Christianity Today has a forum in which three different Christian thinkers discuss whether or not a Christian should vote for a Mormon. I am happy to say that Lutherans are represented this time. The estimable Mollie Z. Hemingway applies the doctrine of the Two Kingdoms to the issue and does so in a particularly lucid way. In light of our discussion about the apocryphal “wise Turk” quotation (which she cites as “apocryphal”), she includes another pertinent quotation from Luther that appears to be better attested. (I’ll try to track down that source.) She deals with the nonsense that the president is some kind of national pastor and concludes:
Voters should remember that support for any political candidate is support for the exertion of authority in the earthly realm and not leadership in the spiritual realm.
Luther explained that every Christian is a citizen in two kingdoms—a spiritual realm and an earthly realm—but even non-believers are citizens of the earthly kingdom. In one, God’s Word is preached, the sacraments are administered, and sins are forgiven. God works through other means, such as natural laws, physical causes, and history, in the earthly realm.
Luther said that while reason cannot fathom the mind of God, it’s a tool given by God for managing civic affairs. “Christians are not needed for secular authority. Thus it is not necessary for the emperor to be a saint. It is not necessary for him to be a Christian to rule.

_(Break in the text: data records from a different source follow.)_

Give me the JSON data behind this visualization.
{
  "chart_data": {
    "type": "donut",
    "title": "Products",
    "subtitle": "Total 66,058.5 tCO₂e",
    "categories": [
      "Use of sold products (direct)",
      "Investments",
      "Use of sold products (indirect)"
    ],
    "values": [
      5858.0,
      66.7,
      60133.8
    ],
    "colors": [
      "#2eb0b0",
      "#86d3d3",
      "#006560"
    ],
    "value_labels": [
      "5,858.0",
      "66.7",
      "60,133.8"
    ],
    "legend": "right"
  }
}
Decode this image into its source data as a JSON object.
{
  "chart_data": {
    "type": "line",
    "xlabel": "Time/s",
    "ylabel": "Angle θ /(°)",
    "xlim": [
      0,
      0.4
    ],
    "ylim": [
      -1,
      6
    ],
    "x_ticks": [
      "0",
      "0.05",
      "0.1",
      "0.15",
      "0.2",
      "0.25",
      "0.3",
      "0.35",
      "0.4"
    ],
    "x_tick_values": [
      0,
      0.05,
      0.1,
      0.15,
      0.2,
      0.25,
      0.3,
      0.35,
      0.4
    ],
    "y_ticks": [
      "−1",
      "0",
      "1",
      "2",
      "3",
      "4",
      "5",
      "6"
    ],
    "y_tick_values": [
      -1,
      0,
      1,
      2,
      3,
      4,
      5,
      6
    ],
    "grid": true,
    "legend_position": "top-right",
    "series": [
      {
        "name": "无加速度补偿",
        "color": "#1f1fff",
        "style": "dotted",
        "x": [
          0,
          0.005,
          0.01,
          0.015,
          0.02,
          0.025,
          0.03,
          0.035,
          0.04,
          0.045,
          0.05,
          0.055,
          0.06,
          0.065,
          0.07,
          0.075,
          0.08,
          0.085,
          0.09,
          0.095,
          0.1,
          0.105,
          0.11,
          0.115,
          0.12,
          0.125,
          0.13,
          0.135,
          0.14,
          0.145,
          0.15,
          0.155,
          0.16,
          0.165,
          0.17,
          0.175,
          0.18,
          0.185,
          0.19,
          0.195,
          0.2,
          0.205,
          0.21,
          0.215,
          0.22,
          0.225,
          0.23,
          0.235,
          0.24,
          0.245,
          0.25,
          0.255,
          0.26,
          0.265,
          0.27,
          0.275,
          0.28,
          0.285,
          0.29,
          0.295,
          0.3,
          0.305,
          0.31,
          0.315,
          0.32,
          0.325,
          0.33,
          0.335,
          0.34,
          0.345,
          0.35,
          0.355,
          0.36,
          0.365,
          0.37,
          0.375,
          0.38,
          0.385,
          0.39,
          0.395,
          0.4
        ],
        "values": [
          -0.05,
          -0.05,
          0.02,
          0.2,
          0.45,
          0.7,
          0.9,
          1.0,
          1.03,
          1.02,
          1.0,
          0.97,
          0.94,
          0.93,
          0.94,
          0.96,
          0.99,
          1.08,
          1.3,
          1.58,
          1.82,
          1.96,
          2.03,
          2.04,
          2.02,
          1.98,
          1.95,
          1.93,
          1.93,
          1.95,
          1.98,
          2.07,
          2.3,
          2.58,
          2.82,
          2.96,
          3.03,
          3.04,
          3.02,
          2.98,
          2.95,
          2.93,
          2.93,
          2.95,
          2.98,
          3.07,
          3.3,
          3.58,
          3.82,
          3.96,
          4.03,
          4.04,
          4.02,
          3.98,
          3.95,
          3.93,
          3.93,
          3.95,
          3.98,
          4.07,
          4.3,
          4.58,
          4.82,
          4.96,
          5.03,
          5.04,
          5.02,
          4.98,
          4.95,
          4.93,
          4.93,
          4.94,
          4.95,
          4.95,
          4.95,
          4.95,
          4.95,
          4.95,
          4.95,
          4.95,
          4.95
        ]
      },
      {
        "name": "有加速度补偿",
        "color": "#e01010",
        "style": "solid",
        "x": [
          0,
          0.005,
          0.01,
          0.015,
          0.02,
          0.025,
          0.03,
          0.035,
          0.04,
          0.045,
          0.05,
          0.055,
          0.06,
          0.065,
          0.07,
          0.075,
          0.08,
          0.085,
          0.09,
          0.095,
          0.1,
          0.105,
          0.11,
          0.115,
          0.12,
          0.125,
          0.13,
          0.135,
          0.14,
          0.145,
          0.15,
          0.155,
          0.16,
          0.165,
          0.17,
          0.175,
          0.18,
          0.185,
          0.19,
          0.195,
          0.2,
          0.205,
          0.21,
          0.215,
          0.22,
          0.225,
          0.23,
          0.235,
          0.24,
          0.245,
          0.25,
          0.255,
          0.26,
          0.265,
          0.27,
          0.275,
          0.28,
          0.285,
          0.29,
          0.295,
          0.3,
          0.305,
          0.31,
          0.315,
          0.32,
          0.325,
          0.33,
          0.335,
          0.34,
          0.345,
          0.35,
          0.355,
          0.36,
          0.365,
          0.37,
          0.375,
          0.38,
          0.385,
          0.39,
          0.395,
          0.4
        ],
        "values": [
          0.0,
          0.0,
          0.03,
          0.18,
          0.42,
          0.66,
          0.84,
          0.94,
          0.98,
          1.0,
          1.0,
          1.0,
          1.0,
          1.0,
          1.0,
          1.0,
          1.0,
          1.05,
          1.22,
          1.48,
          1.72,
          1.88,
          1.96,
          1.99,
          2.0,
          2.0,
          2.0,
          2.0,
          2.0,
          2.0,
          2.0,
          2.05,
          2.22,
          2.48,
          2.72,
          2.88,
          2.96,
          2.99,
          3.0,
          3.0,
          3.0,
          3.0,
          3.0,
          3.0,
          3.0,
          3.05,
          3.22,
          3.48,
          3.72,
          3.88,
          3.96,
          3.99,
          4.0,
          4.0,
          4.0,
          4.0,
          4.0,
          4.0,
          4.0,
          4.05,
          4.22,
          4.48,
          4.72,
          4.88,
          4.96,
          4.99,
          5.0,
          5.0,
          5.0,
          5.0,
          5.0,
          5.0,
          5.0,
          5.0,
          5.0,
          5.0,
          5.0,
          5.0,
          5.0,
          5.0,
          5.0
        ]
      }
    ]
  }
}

It is sufficient for the emperor to possess reason,” he wrote.
In the spiritual realm, the gospel—the free forgiveness of sins in Christ Jesus—prevails. By contrast, the earthly kingdom runs on compulsion, law, and force. That contrast between gracious forgiveness and law is the reason that, in Luther’s mind, Christians should not seek to put the church in charge of the temporal government or otherwise work through compulsion.
That’s not to say that the two realms must be or are in conflict. In fact, they should serve each other. The spiritual realm informs and supports the civil realm by preaching the gospel. Secular rulers serve the spiritual realm by preventing chaos.
It is entirely possible that in the next few months, the country will have its first Mormon President. No matter which man wins the office, it’s vitally important that Christians understand that his authority is limited to the secular realm and he should not be viewed as a spiritual leader.